# how to make cheese crisps for ganish?



## chinachef (Jan 19, 2005)

like cheese stick,crisps for ganish.


----------



## Andy M. (Jan 19, 2005)

Not sure what you mean from your description.  Can you offer a little more description?

In the mean time, try this.

Grate some Parmesan cheese and sprinkle a cookie sized area on parchment paper or a silpat in a cookie sheet.  Repeat to fill the cookie sheet with circles of grated cheese.

Bake at 350 F until it's melted and slightly browned.

Allow it to cool and it will be crisp and can be used as a garnish.  

You can vary the sizes and shapes.  You can also form the cooked melted cheese before it hardens.   Drape it over the bottom of a small glass to form a small cup shape.

If you had something else in mind...


----------



## chinachef (Jan 20, 2005)

pls check here------http://cn.pg.photos.yahoo.com/ph/wch21cn/detail?.dir=/1900&.dnm=9b50.jpg
i want this kind of garnish,thanks!


----------



## PA Baker (Jan 21, 2005)

Is this what you're thinking of, chinachef?

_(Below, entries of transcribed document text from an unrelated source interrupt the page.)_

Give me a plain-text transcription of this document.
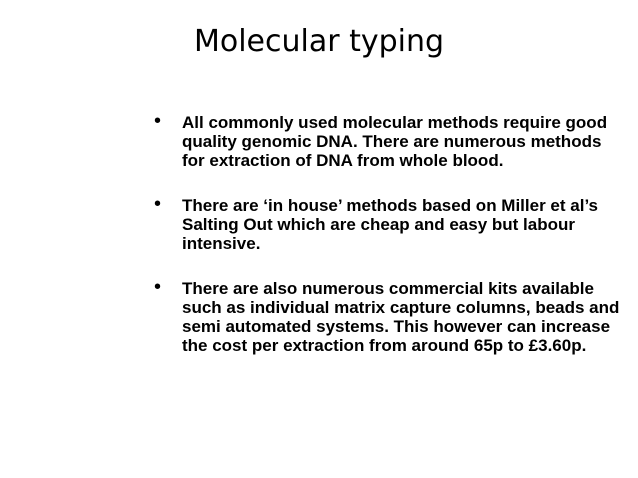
Molecular typing
• All commonly used molecular methods require good quality genomic DNA. There are numerous methods for extraction of DNA from whole blood.
• There are ‘in house’ methods based on Miller et al’s Salting Out which are cheap and easy but labour intensive.
• There are also numerous commercial kits available such as individual matrix capture columns, beads and semi automated systems. This however can increase the cost per extraction from around 65p to £3.60p.
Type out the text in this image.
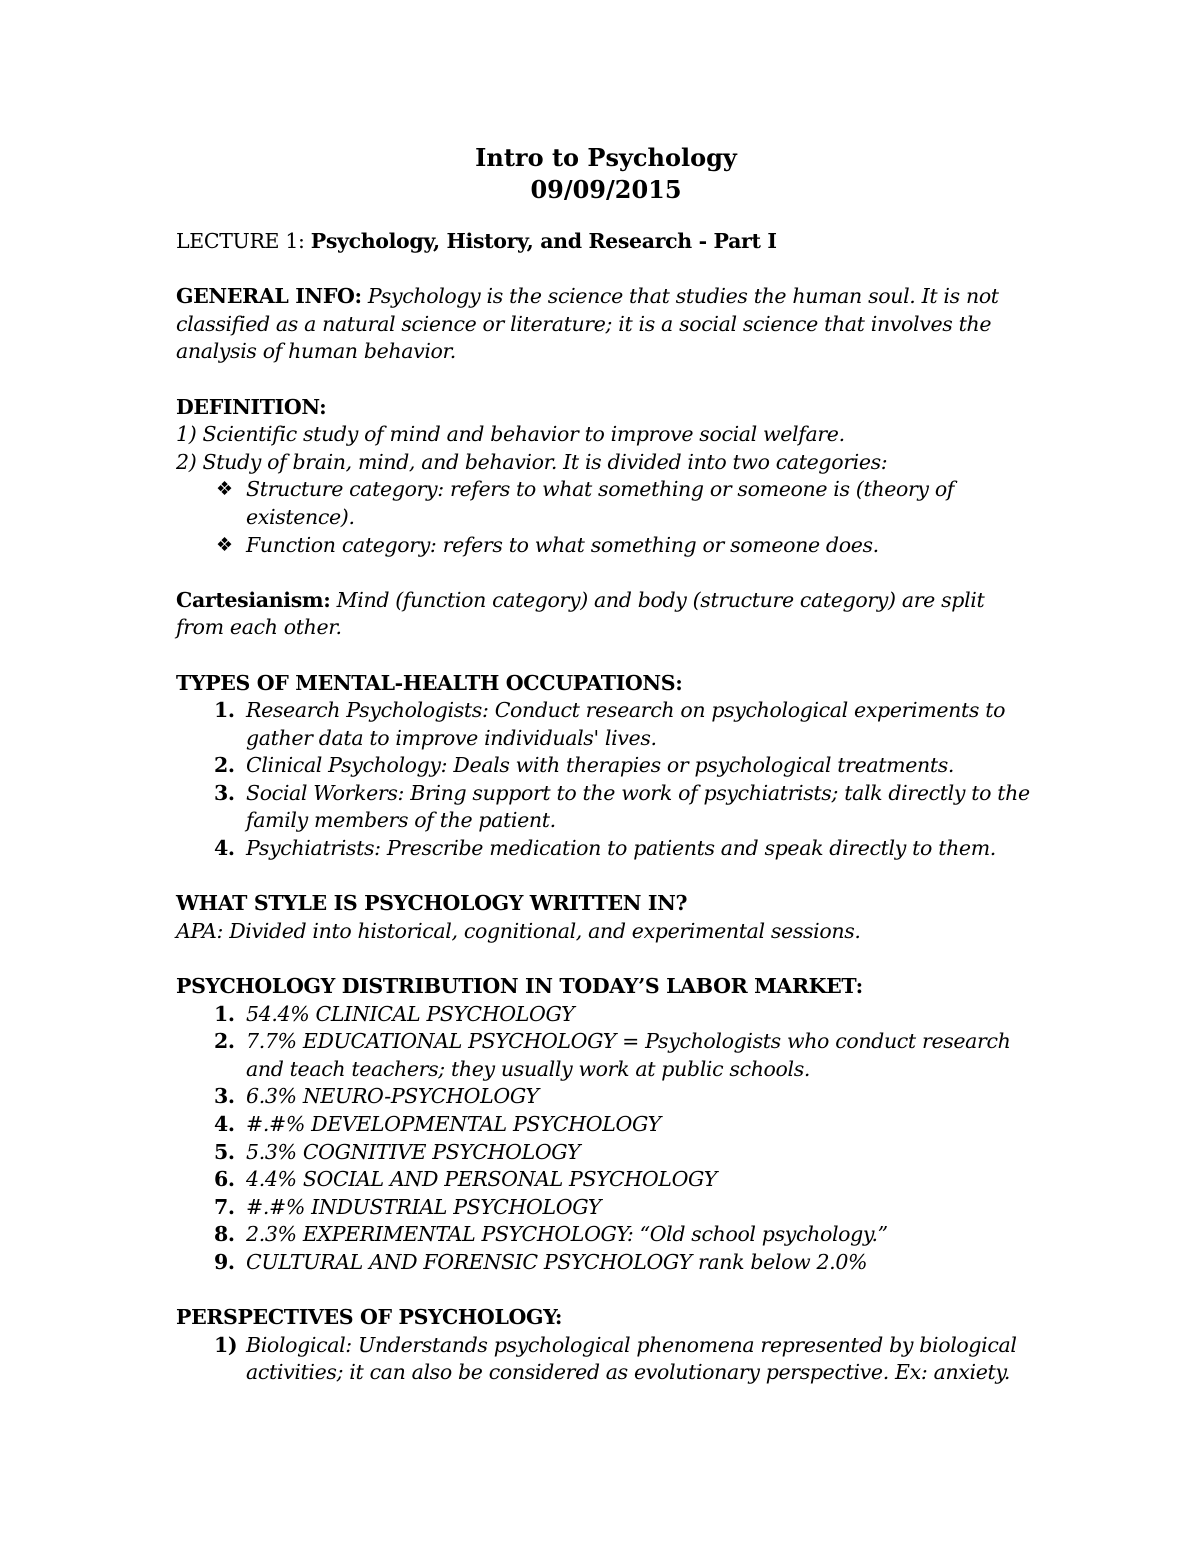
Intro to Psychology
09/09/2015

LECTURE 1: Psychology, History, and Research - Part I

GENERAL INFO: Psychology is the science that studies the human soul. It is not classified as a natural science or literature; it is a social science that involves the analysis of human behavior.

DEFINITION:

1) Scientific study of mind and behavior to improve social welfare.

2) Study of brain, mind, and behavior. It is divided into two categories:

❖ Structure category: refers to what something or someone is (theory of existence).
❖ Function category: refers to what something or someone does.

Cartesianism: Mind (function category) and body (structure category) are split from each other.

TYPES OF MENTAL-HEALTH OCCUPATIONS:

1. Research Psychologists: Conduct research on psychological experiments to gather data to improve individuals' lives.
2. Clinical Psychology: Deals with therapies or psychological treatments.
3. Social Workers: Bring support to the work of psychiatrists; talk directly to the family members of the patient.
4. Psychiatrists: Prescribe medication to patients and speak directly to them.

WHAT STYLE IS PSYCHOLOGY WRITTEN IN?

APA: Divided into historical, cognitional, and experimental sessions.

PSYCHOLOGY DISTRIBUTION IN TODAY’S LABOR MARKET:

1. 54.4% CLINICAL PSYCHOLOGY
2. 7.7% EDUCATIONAL PSYCHOLOGY = Psychologists who conduct research and teach teachers; they usually work at public schools.
3. 6.3% NEURO-PSYCHOLOGY
4. #.#% DEVELOPMENTAL PSYCHOLOGY
5. 5.3% COGNITIVE PSYCHOLOGY
6. 4.4% SOCIAL AND PERSONAL PSYCHOLOGY
7. #.#% INDUSTRIAL PSYCHOLOGY
8. 2.3% EXPERIMENTAL PSYCHOLOGY: “Old school psychology.”
9. CULTURAL AND FORENSIC PSYCHOLOGY rank below 2.0%

PERSPECTIVES OF PSYCHOLOGY:

1) Biological: Understands psychological phenomena represented by biological activities; it can also be considered as evolutionary perspective. Ex: anxiety.
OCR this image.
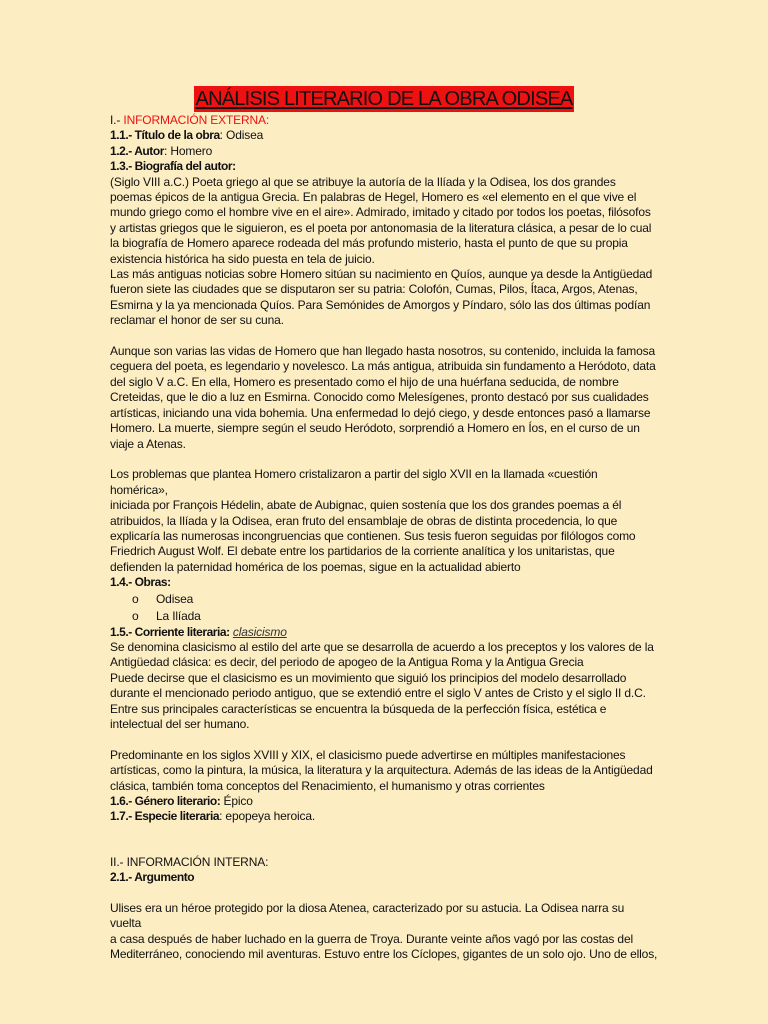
ANÁLISIS LITERARIO DE LA OBRA ODISEA

I.- INFORMACIÓN EXTERNA:

1.1.- Título de la obra: Odisea

1.2.- Autor: Homero

1.3.- Biografía del autor:

(Siglo VIII a.C.) Poeta griego al que se atribuye la autoría de la Ilíada y la Odisea, los dos grandes

poemas épicos de la antigua Grecia. En palabras de Hegel, Homero es «el elemento en el que vive el

mundo griego como el hombre vive en el aire». Admirado, imitado y citado por todos los poetas, filósofos

y artistas griegos que le siguieron, es el poeta por antonomasia de la literatura clásica, a pesar de lo cual

la biografía de Homero aparece rodeada del más profundo misterio, hasta el punto de que su propia

existencia histórica ha sido puesta en tela de juicio.

Las más antiguas noticias sobre Homero sitúan su nacimiento en Quíos, aunque ya desde la Antigüedad

fueron siete las ciudades que se disputaron ser su patria: Colofón, Cumas, Pilos, Ítaca, Argos, Atenas,

Esmirna y la ya mencionada Quíos. Para Semónides de Amorgos y Píndaro, sólo las dos últimas podían

reclamar el honor de ser su cuna.

Aunque son varias las vidas de Homero que han llegado hasta nosotros, su contenido, incluida la famosa

ceguera del poeta, es legendario y novelesco. La más antigua, atribuida sin fundamento a Heródoto, data

del siglo V a.C. En ella, Homero es presentado como el hijo de una huérfana seducida, de nombre

Creteidas, que le dio a luz en Esmirna. Conocido como Melesígenes, pronto destacó por sus cualidades

artísticas, iniciando una vida bohemia. Una enfermedad lo dejó ciego, y desde entonces pasó a llamarse

Homero. La muerte, siempre según el seudo Heródoto, sorprendió a Homero en Íos, en el curso de un

viaje a Atenas.

Los problemas que plantea Homero cristalizaron a partir del siglo XVII en la llamada «cuestión homérica»,

iniciada por François Hédelin, abate de Aubignac, quien sostenía que los dos grandes poemas a él

atribuidos, la Ilíada y la Odisea, eran fruto del ensamblaje de obras de distinta procedencia, lo que

explicaría las numerosas incongruencias que contienen. Sus tesis fueron seguidas por filólogos como

Friedrich August Wolf. El debate entre los partidarios de la corriente analítica y los unitaristas, que

defienden la paternidad homérica de los poemas, sigue en la actualidad abierto

1.4.- Obras:

o Odisea
o La Ilíada

1.5.- Corriente literaria: clasicismo

Se denomina clasicismo al estilo del arte que se desarrolla de acuerdo a los preceptos y los valores de la

Antigüedad clásica: es decir, del periodo de apogeo de la Antigua Roma y la Antigua Grecia

Puede decirse que el clasicismo es un movimiento que siguió los principios del modelo desarrollado

durante el mencionado periodo antiguo, que se extendió entre el siglo V antes de Cristo y el siglo II d.C.

Entre sus principales características se encuentra la búsqueda de la perfección física, estética e

intelectual del ser humano.

Predominante en los siglos XVIII y XIX, el clasicismo puede advertirse en múltiples manifestaciones

artísticas, como la pintura, la música, la literatura y la arquitectura. Además de las ideas de la Antigüedad

clásica, también toma conceptos del Renacimiento, el humanismo y otras corrientes

1.6.- Género literario: Épico

1.7.- Especie literaria: epopeya heroica.

II.- INFORMACIÓN INTERNA:

2.1.- Argumento

Ulises era un héroe protegido por la diosa Atenea, caracterizado por su astucia. La Odisea narra su vuelta

a casa después de haber luchado en la guerra de Troya. Durante veinte años vagó por las costas del

Mediterráneo, conociendo mil aventuras. Estuvo entre los Cíclopes, gigantes de un solo ojo. Uno de ellos,
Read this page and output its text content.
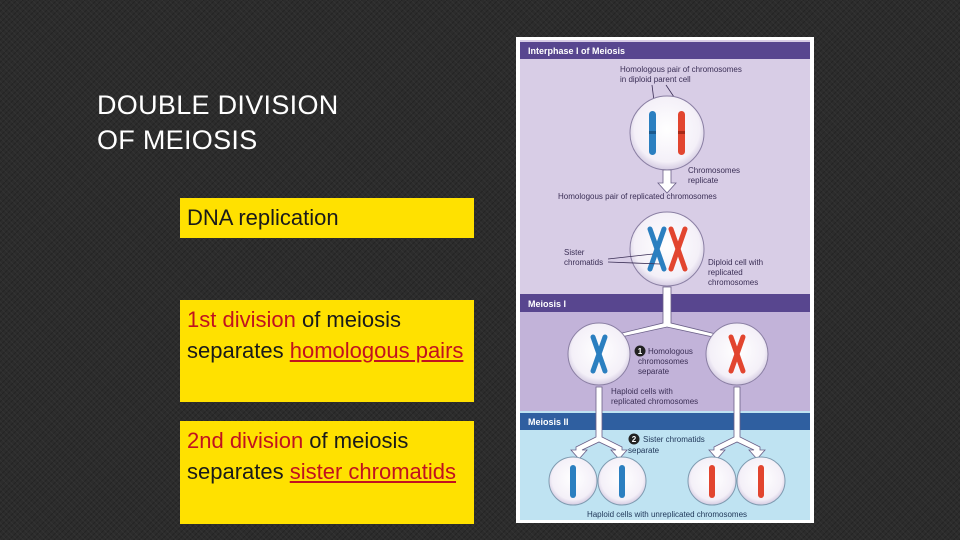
DOUBLE DIVISION
OF MEIOSIS
DNA replication
1st division of meiosis separates homologous pairs
2nd division of meiosis separates sister chromatids
Interphase I of Meiosis
Meiosis I
Meiosis II
Homologous pair of chromosomes
in diploid parent cell
Chromosomes
replicate
Homologous pair of replicated chromosomes
Sister
chromatids	Diploid cell with
replicated
chromosomes
1 Homologous
chromosomes
separate
Haploid cells with
replicated chromosomes
2 Sister chromatids
separate
Haploid cells with unreplicated chromosomes
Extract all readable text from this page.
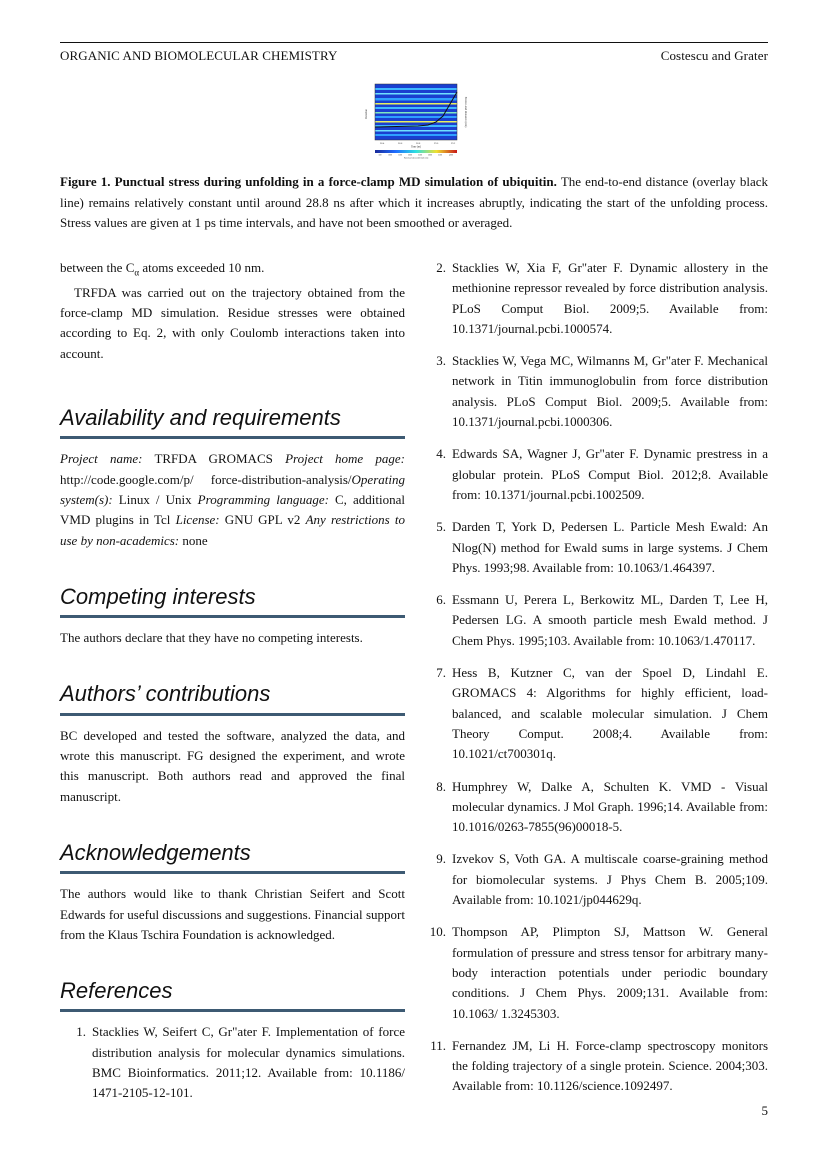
ORGANIC AND BIOMOLECULAR CHEMISTRY	Costescu and Grater
Residue	End-to-end distance (nm)
28.4	28.6	28.8	29.0	29.2
Time (ns)
500	1000	1500	2000	2500	3000	3500	4000
Punctual stress (kJ/mol nm)
Figure 1. Punctual stress during unfolding in a force-clamp MD simulation of ubiquitin. The end-to-end distance (overlay black line) remains relatively constant until around 28.8 ns after which it increases abruptly, indicating the start of the unfolding process. Stress values are given at 1 ps time intervals, and have not been smoothed or averaged.

between the $C_\alpha$ atoms exceeded 10 nm.

TRFDA was carried out on the trajectory obtained from the force-clamp MD simulation. Residue stresses were obtained according to Eq. 2, with only Coulomb interactions taken into account.

Availability and requirements

Project name: TRFDA GROMACS Project home page: http://code.google.com/p/ force-distribution-analysis/Operating system(s): Linux / Unix Programming language: C, additional VMD plugins in Tcl License: GNU GPL v2 Any restrictions to use by non-academics: none

Competing interests

The authors declare that they have no competing interests.

Authors’ contributions

BC developed and tested the software, analyzed the data, and wrote this manuscript. FG designed the experiment, and wrote this manuscript. Both authors read and approved the final manuscript.

Acknowledgements

The authors would like to thank Christian Seifert and Scott Edwards for useful discussions and suggestions. Financial support from the Klaus Tschira Foundation is acknowledged.

References
1. Stacklies W, Seifert C, Gr"ater F. Implementation of force distribution analysis for molecular dynamics simulations. BMC Bioinformatics. 2011;12. Available from: 10.1186/ 1471-2105-12-101.
2. Stacklies W, Xia F, Gr"ater F. Dynamic allostery in the methionine repressor revealed by force distribution analysis. PLoS Comput Biol. 2009;5. Available from: 10.1371/journal.pcbi.1000574.
3. Stacklies W, Vega MC, Wilmanns M, Gr"ater F. Mechanical network in Titin immunoglobulin from force distribution analysis. PLoS Comput Biol. 2009;5. Available from: 10.1371/journal.pcbi.1000306.
4. Edwards SA, Wagner J, Gr"ater F. Dynamic prestress in a globular protein. PLoS Comput Biol. 2012;8. Available from: 10.1371/journal.pcbi.1002509.
5. Darden T, York D, Pedersen L. Particle Mesh Ewald: An Nlog(N) method for Ewald sums in large systems. J Chem Phys. 1993;98. Available from: 10.1063/1.464397.
6. Essmann U, Perera L, Berkowitz ML, Darden T, Lee H, Pedersen LG. A smooth particle mesh Ewald method. J Chem Phys. 1995;103. Available from: 10.1063/1.470117.
7. Hess B, Kutzner C, van der Spoel D, Lindahl E. GROMACS 4: Algorithms for highly efficient, load-balanced, and scalable molecular simulation. J Chem Theory Comput. 2008;4. Available from: 10.1021/ct700301q.
8. Humphrey W, Dalke A, Schulten K. VMD - Visual molecular dynamics. J Mol Graph. 1996;14. Available from: 10.1016/0263-7855(96)00018-5.
9. Izvekov S, Voth GA. A multiscale coarse-graining method for biomolecular systems. J Phys Chem B. 2005;109. Available from: 10.1021/jp044629q.
10. Thompson AP, Plimpton SJ, Mattson W. General formulation of pressure and stress tensor for arbitrary many-body interaction potentials under periodic boundary conditions. J Chem Phys. 2009;131. Available from: 10.1063/ 1.3245303.
11. Fernandez JM, Li H. Force-clamp spectroscopy monitors the folding trajectory of a single protein. Science. 2004;303. Available from: 10.1126/science.1092497.
5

http://www.foodtv.com/food/recipes/recipe/0,1977,FOOD_9936_26960,00.html


----------



## chinachef (Jan 21, 2005)

yes! PA!  THANKS!


----------



## pdswife (Jan 24, 2005)

Andy M. said:
			
		

> Not sure what you mean from your description.  Can you offer a little more description?
> 
> In the mean time, try this.
> 
> ...





I have some grated Parmesan and Romano cheese that I've already mixed together.. ( I used some of it on salad) do you think that it would work for the crisps?


----------



## GB (Jan 24, 2005)

Yes I bet it would.


----------



## PA Baker (Jan 24, 2005)

It should work well, pds!


----------